A Palestinian suspected of ordering a mortar attack on a Jewish settlement fired on Palestinian policemen who came to arrest him, the first show of resistance to Palestinian security forces enforcing a fledgling truce.

Three people were injured in the shooting at Gaza's Beach Refugee Camp just before midnight on Friday, a Palestinian police source said. It wasn't clear if the suspect was among the wounded.

Altogether, Palestinian police have arrested 12 people in connection with the mortar attack, which wounded four Israelis. Palestinian security chief Mohammed Dahlan has vowed that his forces will pursue militants who violate a cease-fire by militant groups that went into effect on Sunday.

Beyond policing the truce, Israel and the United States want the Palestinians to disarm and dismantle extremist groups, including Hamas and the Islamic Jihad, which have killed hundreds of Israelis in shooting and bombing attacks.

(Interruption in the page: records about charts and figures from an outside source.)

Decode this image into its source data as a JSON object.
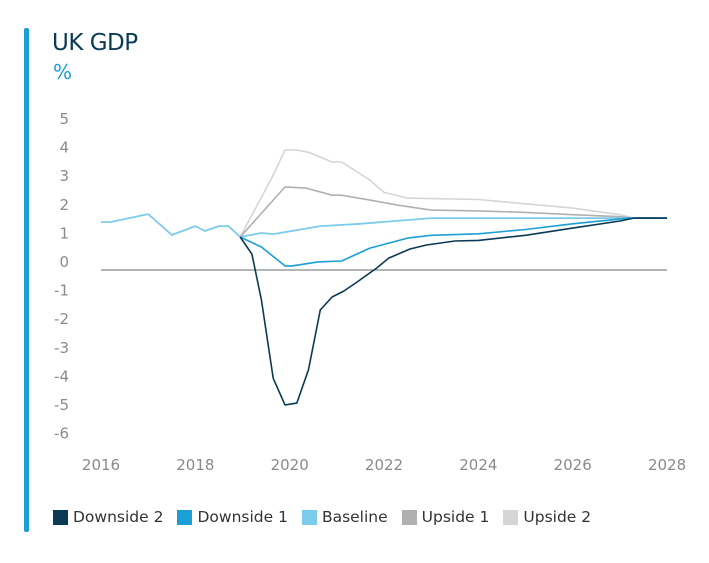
{
  "title": "UK GDP",
  "unit": "%",
  "chart_data": {
    "type": "line",
    "title": "UK GDP",
    "ylabel": "%",
    "xlim": [
      2016,
      2028
    ],
    "ylim": [
      -6,
      5
    ],
    "x_ticks": [
      "2016",
      "2018",
      "2020",
      "2022",
      "2024",
      "2026",
      "2028"
    ],
    "y_ticks": [
      "5",
      "4",
      "3",
      "2",
      "1",
      "0",
      "-1",
      "-2",
      "-3",
      "-4",
      "-5",
      "-6"
    ],
    "grid": false,
    "legend": "bottom",
    "series": [
      {
        "name": "Downside 2",
        "color": "#0b3a55",
        "points": [
          [
            2018.95,
            0.84
          ],
          [
            2019.2,
            0.24
          ],
          [
            2019.4,
            -1.36
          ],
          [
            2019.65,
            -4.1
          ],
          [
            2019.9,
            -5.03
          ],
          [
            2020.15,
            -4.97
          ],
          [
            2020.4,
            -3.8
          ],
          [
            2020.65,
            -1.71
          ],
          [
            2020.9,
            -1.26
          ],
          [
            2021.15,
            -1.05
          ],
          [
            2021.4,
            -0.77
          ],
          [
            2021.85,
            -0.24
          ],
          [
            2022.1,
            0.1
          ],
          [
            2022.55,
            0.42
          ],
          [
            2022.9,
            0.56
          ],
          [
            2023.5,
            0.7
          ],
          [
            2024,
            0.72
          ],
          [
            2025,
            0.9
          ],
          [
            2026,
            1.15
          ],
          [
            2027,
            1.4
          ],
          [
            2027.3,
            1.5
          ],
          [
            2028,
            1.5
          ]
        ]
      },
      {
        "name": "Downside 1",
        "color": "#1a9fd6",
        "points": [
          [
            2018.95,
            0.84
          ],
          [
            2019.4,
            0.49
          ],
          [
            2019.9,
            -0.17
          ],
          [
            2020.05,
            -0.17
          ],
          [
            2020.6,
            -0.03
          ],
          [
            2021.1,
            0
          ],
          [
            2021.7,
            0.45
          ],
          [
            2022.5,
            0.8
          ],
          [
            2023,
            0.9
          ],
          [
            2024,
            0.95
          ],
          [
            2025,
            1.1
          ],
          [
            2026,
            1.3
          ],
          [
            2027.2,
            1.5
          ],
          [
            2028,
            1.5
          ]
        ]
      },
      {
        "name": "Baseline",
        "color": "#7ccbea",
        "points": [
          [
            2016,
            1.36
          ],
          [
            2016.2,
            1.36
          ],
          [
            2017,
            1.64
          ],
          [
            2017.5,
            0.91
          ],
          [
            2018,
            1.22
          ],
          [
            2018.2,
            1.05
          ],
          [
            2018.5,
            1.22
          ],
          [
            2018.7,
            1.22
          ],
          [
            2018.95,
            0.84
          ],
          [
            2019.4,
            0.98
          ],
          [
            2019.65,
            0.94
          ],
          [
            2020.15,
            1.08
          ],
          [
            2020.65,
            1.22
          ],
          [
            2021.5,
            1.3
          ],
          [
            2023,
            1.5
          ],
          [
            2028,
            1.5
          ]
        ]
      },
      {
        "name": "Upside 1",
        "color": "#b0b0b0",
        "points": [
          [
            2018.95,
            0.84
          ],
          [
            2019.65,
            2.13
          ],
          [
            2019.9,
            2.59
          ],
          [
            2020.35,
            2.55
          ],
          [
            2020.9,
            2.3
          ],
          [
            2021.1,
            2.3
          ],
          [
            2021.7,
            2.13
          ],
          [
            2022.3,
            1.95
          ],
          [
            2023,
            1.78
          ],
          [
            2024,
            1.75
          ],
          [
            2025,
            1.7
          ],
          [
            2026,
            1.62
          ],
          [
            2027,
            1.55
          ],
          [
            2027.3,
            1.5
          ],
          [
            2028,
            1.5
          ]
        ]
      },
      {
        "name": "Upside 2",
        "color": "#d5d5d5",
        "points": [
          [
            2018.95,
            0.84
          ],
          [
            2019.65,
            3.0
          ],
          [
            2019.9,
            3.88
          ],
          [
            2020.15,
            3.88
          ],
          [
            2020.4,
            3.8
          ],
          [
            2020.9,
            3.46
          ],
          [
            2021.1,
            3.46
          ],
          [
            2021.7,
            2.83
          ],
          [
            2022,
            2.4
          ],
          [
            2022.5,
            2.2
          ],
          [
            2024,
            2.15
          ],
          [
            2025,
            2.0
          ],
          [
            2026,
            1.85
          ],
          [
            2027,
            1.62
          ],
          [
            2027.3,
            1.5
          ],
          [
            2028,
            1.5
          ]
        ]
      }
    ]
  }
}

Palestinian Prime Minister Mahmoud Abbas has rejected a fight with the militants, fearing a civil war.

Several dozen Palestinian militants rallied late Thursday to protest the arrests, firing their rifles into the air.

Meanwhile, on Saturday, one Palestinian was killed and another was wounded in an explosion in southern Gaza, Palestinian security sources said.

The cause of the blast along Gaza's eastern edge with Israel was unclear. Palestinian police investigators said the two men might have accidentally set off an explosive device left behind by Israeli troops, who withdrew from Gaza this week.

An Israeli army spokesman said the blast may have been from an explosive device that blew up close to an Israeli army patrol in southern Gaza.

Although fighting has decreased dramatically under the cease-fire, which was followed by Israeli troop withdrawals from parts of Gaza and the West Bank town of Bethlehem, there have been scattered incidents.

An anti-tank missile was fired toward an army patrol at a Jewish settlement in Gaza and a grenade was lobbed at an army post along Gaza's border with Egypt overnight. No one was injured in those incidents, the army said.

Also Saturday, an Israeli armored vehicle was pinned down under gunfire in the West Bank town of Jenin for more than an hour, until backup forces rescued them, the military said. No one was injured in the shooting. The patrol entered the city after gunmen fired on Israeli forces guarding a nearby Jewish settlement.

Abbas is to meet with Israeli Prime Minister Ariel Sharon on Tuesday to discuss further troop pullbacks, which are part of a U.S.-backed peace plan that calls on Israel to withdraw to positions held before the outbreak of fighting in September 2000. As part of the plan, Palestinians must dismantle militant groups that have attacked Israelis.

A senior Israeli official said Friday that the rate and the scope of further Israeli withdrawals would depend on how quickly the Palestinians disarmed militant groups. "The faster they take control, the faster we move out," the official said, speaking on condition of anonymity.

In a meeting Friday, Islamic Jihad leaders urged Abbas to also make the release of Palestinian prisoners — especially women, children and those who've served long sentences — a high priority in his talks with Israeli officials, said Mohammed al-Hindi a leader of the group.

Also Saturday, Hezbollah guerillas in southern Lebanon fired 26 anti-aircraft missiles into Israel, damaging two homes and a parked car but causing no injuries, an army spokesman said.

Fragments from some of the missiles, launched in three separate salvos, landed in the northern Israeli town of Kiryat Shemona. The army would not say if any Israeli aircraft were flying in the area at the time.

A Lebanese army statement said an Israeli "reconnaissance plane" flew over the southern Lebanese cities of Sidon and Tyre before returning to Israeli airspace. The statement did not mention missile fire.

Hezbollah and Israel fought a bloody guerrilla war for 18 years in southern Lebanon before Israel's withdrawal in 2000. Since then, Hezbollah has fired missiles across the border especially in the area of Sheba Farms, an Israeli border outpost that Lebanon continues to claim.

Meanwhile, Palestinian Foreign Minister Nabil Shaath said Friday that Palestinians could be ready to hold general elections by October if Israel withdraws from major population centers, but that Yasser Arafat will likely stand as the only major candidate for president.

Arafat's re-election would likely frustrate Washington's moves to sideline him and nurture an alternative Palestinian leadership.